Methods: The review follows the Arksey and O’Malley (2005) framework, refined by Levac et al. (2010) and guided by PRISMA-ScR standards. Comprehensive searches will be conducted across PubMed, PsycINFO, Scopus, Cochrane Library, and ProQuest using terms such as “DBT self-help,” “internet DBT,” “DBT app,” “DBT workbook,” “DBT book,” and “minimally guided DBT.” Eligible studies include empirical evaluations (RCTs, pilot, or naturalistic) of primarily self- or minimally guided DBT programs delivered via web platforms, mobile apps, printed self-help books/workbooks, manuals, or messaging, reporting pre–post quantitative outcomes on emotion dysregulation–related problems (e.g., suicidality, binge eating, substance use disorders, distress). Studies of full or adjunctive DBT, qualitative-only designs, and non-English publications will be excluded.

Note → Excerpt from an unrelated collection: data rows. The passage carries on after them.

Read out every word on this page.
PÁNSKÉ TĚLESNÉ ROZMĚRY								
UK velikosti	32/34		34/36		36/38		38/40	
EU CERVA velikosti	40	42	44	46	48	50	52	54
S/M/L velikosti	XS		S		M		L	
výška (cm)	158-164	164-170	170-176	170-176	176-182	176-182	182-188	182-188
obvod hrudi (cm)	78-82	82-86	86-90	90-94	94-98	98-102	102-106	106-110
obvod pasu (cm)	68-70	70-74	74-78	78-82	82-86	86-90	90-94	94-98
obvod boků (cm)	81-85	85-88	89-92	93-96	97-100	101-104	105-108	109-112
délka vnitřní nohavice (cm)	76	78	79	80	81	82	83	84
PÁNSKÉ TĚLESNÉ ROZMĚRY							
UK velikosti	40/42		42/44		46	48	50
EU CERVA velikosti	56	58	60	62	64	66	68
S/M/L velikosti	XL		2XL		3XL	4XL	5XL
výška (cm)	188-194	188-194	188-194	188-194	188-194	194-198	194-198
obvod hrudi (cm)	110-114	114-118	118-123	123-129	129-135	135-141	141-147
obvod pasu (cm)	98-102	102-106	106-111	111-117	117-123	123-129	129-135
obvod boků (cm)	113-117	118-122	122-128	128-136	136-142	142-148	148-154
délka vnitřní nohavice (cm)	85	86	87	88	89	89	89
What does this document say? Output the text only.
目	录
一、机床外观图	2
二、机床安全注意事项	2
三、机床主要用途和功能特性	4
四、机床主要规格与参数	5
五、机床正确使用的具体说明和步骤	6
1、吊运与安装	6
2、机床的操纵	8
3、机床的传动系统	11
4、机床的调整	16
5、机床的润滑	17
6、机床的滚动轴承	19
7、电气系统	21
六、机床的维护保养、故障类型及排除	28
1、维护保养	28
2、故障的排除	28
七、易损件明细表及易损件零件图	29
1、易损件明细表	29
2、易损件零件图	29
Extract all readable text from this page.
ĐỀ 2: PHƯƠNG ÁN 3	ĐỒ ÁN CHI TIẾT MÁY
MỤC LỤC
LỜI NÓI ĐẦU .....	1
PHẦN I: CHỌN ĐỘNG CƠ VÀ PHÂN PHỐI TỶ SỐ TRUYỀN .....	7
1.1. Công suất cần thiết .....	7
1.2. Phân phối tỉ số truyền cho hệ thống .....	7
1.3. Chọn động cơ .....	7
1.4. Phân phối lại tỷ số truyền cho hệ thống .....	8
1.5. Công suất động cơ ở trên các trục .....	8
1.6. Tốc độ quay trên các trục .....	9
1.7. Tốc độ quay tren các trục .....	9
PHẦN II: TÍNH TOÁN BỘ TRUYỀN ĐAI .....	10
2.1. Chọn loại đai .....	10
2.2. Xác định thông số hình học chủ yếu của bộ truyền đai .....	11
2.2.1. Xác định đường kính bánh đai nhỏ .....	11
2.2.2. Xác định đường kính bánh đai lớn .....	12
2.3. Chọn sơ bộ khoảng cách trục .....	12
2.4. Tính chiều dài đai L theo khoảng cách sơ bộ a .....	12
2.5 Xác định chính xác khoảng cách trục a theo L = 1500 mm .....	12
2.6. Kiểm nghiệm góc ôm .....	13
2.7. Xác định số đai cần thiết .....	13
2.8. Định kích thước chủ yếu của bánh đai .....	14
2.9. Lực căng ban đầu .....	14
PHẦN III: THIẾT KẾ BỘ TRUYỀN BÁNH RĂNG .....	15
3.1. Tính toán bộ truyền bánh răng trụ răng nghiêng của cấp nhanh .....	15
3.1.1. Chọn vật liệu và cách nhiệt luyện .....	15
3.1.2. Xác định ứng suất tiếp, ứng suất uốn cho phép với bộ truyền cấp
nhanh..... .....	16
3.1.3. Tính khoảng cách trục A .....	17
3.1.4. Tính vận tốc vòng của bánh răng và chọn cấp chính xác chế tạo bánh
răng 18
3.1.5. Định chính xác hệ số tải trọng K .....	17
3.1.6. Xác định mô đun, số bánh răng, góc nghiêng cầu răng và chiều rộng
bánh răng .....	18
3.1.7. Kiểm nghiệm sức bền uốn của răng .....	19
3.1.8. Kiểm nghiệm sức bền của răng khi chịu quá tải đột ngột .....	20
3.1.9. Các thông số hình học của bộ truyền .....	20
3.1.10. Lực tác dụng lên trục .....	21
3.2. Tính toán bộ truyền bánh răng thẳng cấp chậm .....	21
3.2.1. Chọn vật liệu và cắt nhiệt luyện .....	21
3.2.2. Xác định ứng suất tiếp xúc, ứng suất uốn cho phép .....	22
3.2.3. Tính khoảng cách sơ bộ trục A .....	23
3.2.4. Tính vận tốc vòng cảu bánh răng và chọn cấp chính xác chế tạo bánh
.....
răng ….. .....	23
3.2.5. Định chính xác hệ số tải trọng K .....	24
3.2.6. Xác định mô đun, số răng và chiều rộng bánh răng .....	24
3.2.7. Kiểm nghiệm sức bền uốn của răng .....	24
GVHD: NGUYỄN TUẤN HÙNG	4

Two independent reviewers will screen titles, abstracts, and full texts (anticipated κ = 0.85–0.92). Data extraction will capture population characteristics, intervention features (format, guidance level, dosage), outcomes, and limitations. A narrative synthesis will organize evidence by clinical domain, with effect sizes reported where available.
Significance: This review, currently in progress (extraction pending), will comprehensively map DBT self-help evidence across delivery formats, identifying gaps to guide scalable emotion regulation interventions.